The Hon’ble Supreme Court of India in Budhan Choudhary v. State of Bihar and State of West Bengal v. Anwar Ali Sarkar held that any classification under Article 14 is subject to a test of reasonableness that can be passed only if the classification has some rational nexus to the objective that the act seeks to achieve. But to the contrary, the distinction created in respect of rape of married and unmarried women violates Article 14 and the classification has no rational relation to the underlying purpose of the statute.
Article 21 and Right to Privacy
The fundamental right of Protection of Life and Personal Liberty except according to the procedure established by law has also been violated by the very ambiguous exemption of Marital Rape. The article’s ambit has occasionally been increased to various aspects like Right to live a dignified life, safe living conditions, safe environment, right to privacy etc.

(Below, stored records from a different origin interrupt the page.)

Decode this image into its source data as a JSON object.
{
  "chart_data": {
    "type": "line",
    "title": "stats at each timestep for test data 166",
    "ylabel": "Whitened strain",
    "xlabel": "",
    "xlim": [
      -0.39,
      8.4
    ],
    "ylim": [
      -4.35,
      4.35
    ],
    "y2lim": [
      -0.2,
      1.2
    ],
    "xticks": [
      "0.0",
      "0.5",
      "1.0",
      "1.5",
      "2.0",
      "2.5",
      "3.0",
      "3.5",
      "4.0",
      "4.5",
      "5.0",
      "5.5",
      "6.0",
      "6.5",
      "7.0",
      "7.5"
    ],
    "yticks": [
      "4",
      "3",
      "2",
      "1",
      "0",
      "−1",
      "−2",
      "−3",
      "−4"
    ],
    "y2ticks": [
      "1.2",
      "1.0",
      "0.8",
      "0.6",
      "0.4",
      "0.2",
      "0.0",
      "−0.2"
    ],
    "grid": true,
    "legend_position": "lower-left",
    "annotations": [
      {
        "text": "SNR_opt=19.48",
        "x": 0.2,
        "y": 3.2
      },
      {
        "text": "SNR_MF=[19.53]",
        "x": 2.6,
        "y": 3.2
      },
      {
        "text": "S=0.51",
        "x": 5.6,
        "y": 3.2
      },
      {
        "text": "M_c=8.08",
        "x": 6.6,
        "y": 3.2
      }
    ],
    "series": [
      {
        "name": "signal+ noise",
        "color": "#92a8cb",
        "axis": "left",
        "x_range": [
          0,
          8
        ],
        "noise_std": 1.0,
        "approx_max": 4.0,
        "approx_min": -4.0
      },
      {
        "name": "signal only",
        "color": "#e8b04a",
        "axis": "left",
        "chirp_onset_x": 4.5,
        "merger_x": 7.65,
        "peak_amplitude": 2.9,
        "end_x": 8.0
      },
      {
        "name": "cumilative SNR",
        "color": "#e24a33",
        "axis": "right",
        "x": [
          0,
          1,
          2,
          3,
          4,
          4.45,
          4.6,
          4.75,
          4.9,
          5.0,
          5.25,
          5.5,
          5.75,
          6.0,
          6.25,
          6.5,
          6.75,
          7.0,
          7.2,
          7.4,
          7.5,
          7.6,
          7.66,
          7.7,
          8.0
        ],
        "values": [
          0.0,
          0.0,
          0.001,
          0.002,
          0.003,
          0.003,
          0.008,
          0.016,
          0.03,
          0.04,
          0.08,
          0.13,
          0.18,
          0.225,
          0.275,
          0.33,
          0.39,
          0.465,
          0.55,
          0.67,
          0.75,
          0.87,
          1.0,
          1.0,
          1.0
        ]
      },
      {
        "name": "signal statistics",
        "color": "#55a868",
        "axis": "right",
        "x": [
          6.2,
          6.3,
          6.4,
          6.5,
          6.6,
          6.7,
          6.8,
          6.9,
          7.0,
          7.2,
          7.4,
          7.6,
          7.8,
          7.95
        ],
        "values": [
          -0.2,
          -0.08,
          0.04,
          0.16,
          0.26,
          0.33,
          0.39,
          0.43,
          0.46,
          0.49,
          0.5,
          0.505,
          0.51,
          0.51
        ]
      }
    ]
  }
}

The Supreme Court in The State of Karnataka v. Krishnappa held that non-consensual sexual intercourse amounts to physical and sexual violence further stating that “sexual violence apart from being a dehumanizing act is an unlawful intrusion of the right to privacy and sanctity of a female”. The Supreme Court further in 2008 equated the right to make choices related to sexual activity has been equated with rights to personal liberty, privacy, dignity, and bodily integrity under Article 21 of the Constitution in Suchita Srivastava v. Chandigarh Administration.

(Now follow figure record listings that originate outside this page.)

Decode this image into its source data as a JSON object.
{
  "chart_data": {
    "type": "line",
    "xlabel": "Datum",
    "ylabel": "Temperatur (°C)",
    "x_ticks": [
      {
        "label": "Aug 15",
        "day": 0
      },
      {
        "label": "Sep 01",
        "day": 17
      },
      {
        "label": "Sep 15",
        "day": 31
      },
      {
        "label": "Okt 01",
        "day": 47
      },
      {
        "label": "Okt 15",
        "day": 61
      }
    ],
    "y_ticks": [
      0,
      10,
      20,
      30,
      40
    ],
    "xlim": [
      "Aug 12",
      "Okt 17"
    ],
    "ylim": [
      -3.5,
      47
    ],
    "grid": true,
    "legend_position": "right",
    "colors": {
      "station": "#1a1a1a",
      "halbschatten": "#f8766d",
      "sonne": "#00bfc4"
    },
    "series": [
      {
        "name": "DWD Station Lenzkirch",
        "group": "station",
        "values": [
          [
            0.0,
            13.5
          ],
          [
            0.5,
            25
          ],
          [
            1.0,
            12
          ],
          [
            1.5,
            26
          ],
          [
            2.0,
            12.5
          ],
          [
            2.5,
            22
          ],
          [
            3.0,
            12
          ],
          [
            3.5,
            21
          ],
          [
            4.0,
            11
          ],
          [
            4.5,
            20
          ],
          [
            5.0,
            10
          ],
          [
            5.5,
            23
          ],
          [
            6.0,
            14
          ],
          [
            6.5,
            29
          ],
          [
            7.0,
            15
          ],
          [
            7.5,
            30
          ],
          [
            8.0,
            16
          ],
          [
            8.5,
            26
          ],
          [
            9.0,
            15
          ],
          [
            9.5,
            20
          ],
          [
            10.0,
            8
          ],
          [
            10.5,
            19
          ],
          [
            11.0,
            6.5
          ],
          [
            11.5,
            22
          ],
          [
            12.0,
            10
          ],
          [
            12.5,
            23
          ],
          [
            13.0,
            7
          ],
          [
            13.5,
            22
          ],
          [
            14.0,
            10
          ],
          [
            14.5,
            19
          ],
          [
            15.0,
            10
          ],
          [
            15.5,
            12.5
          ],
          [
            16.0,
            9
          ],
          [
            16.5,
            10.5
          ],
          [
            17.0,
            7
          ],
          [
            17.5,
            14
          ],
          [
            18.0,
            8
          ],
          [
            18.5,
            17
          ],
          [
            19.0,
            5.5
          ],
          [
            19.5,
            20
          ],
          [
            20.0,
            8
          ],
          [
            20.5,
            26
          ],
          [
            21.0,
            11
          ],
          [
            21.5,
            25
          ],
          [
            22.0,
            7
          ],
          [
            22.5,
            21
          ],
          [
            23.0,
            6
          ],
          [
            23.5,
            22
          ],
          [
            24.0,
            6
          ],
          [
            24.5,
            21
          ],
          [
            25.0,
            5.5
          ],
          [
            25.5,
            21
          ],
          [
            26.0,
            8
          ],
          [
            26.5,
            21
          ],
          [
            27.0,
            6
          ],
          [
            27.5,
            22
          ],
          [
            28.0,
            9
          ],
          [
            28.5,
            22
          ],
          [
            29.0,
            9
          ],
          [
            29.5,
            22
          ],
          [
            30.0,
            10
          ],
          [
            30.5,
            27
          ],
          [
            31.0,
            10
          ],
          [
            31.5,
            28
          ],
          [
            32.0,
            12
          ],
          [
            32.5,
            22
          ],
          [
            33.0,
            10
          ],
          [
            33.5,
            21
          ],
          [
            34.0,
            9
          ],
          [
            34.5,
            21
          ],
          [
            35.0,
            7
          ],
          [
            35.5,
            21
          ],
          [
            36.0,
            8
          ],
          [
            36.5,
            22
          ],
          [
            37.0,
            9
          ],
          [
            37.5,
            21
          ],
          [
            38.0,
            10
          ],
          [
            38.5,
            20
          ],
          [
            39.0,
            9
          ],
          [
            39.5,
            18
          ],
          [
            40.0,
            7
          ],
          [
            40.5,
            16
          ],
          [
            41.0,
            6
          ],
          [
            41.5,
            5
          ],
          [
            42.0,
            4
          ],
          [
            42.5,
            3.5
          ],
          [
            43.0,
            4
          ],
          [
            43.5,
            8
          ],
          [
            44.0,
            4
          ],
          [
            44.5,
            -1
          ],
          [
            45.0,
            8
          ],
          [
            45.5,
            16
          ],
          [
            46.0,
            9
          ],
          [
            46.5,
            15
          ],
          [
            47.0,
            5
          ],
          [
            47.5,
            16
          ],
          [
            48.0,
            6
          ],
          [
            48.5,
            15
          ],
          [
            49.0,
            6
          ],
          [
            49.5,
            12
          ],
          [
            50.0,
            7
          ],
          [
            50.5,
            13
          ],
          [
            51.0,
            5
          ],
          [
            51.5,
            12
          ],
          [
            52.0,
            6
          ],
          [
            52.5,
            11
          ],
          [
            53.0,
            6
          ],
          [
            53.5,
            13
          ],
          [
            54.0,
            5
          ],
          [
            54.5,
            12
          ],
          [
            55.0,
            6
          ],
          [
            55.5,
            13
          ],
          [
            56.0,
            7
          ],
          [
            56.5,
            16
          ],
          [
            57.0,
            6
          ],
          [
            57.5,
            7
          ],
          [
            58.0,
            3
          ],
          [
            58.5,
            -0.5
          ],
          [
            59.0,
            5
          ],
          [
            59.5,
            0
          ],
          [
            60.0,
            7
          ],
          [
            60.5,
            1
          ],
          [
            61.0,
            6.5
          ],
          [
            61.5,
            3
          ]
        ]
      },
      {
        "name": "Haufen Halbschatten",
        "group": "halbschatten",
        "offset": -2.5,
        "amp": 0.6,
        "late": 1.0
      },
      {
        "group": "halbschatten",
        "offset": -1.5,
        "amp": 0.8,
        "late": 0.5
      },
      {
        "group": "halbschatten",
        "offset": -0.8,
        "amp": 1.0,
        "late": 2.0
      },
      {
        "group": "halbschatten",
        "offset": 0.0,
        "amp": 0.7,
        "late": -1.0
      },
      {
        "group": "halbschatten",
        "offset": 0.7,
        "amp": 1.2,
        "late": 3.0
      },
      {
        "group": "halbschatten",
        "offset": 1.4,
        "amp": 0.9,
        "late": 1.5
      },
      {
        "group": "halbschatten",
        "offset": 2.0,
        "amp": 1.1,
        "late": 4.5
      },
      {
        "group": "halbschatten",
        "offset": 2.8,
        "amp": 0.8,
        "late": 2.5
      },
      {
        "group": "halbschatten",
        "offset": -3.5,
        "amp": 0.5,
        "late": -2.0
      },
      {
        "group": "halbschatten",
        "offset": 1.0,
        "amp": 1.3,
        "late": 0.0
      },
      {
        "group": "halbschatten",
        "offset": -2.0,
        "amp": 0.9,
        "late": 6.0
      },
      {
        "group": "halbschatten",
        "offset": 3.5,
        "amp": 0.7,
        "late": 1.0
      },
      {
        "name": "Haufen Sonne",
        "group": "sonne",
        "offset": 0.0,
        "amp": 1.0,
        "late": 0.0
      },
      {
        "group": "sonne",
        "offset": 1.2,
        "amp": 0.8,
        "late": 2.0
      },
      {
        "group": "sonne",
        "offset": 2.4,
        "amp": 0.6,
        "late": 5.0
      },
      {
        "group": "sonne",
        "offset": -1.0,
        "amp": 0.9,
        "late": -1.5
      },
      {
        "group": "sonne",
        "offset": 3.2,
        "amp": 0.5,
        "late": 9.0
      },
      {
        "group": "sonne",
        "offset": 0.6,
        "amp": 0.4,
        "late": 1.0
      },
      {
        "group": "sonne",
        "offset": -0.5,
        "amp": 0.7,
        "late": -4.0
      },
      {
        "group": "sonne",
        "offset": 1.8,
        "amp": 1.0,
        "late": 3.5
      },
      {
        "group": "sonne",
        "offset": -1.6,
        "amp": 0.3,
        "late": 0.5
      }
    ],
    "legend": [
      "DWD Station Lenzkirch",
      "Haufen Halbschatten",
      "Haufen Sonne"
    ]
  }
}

The Right to live Healthy and Dignified life is being particularly violated because a husband forcing for unconsented sexual intercourse with wife impacts her mental and physical health severely. With this the dignity of wife is highly compromised too and unfortunately the law remain silent for the same. The presence of Exception 2 of Section 375 is acting more like a safety field and thus the husbands do not deter to act brutally and forcefully to their wives in sexual matters.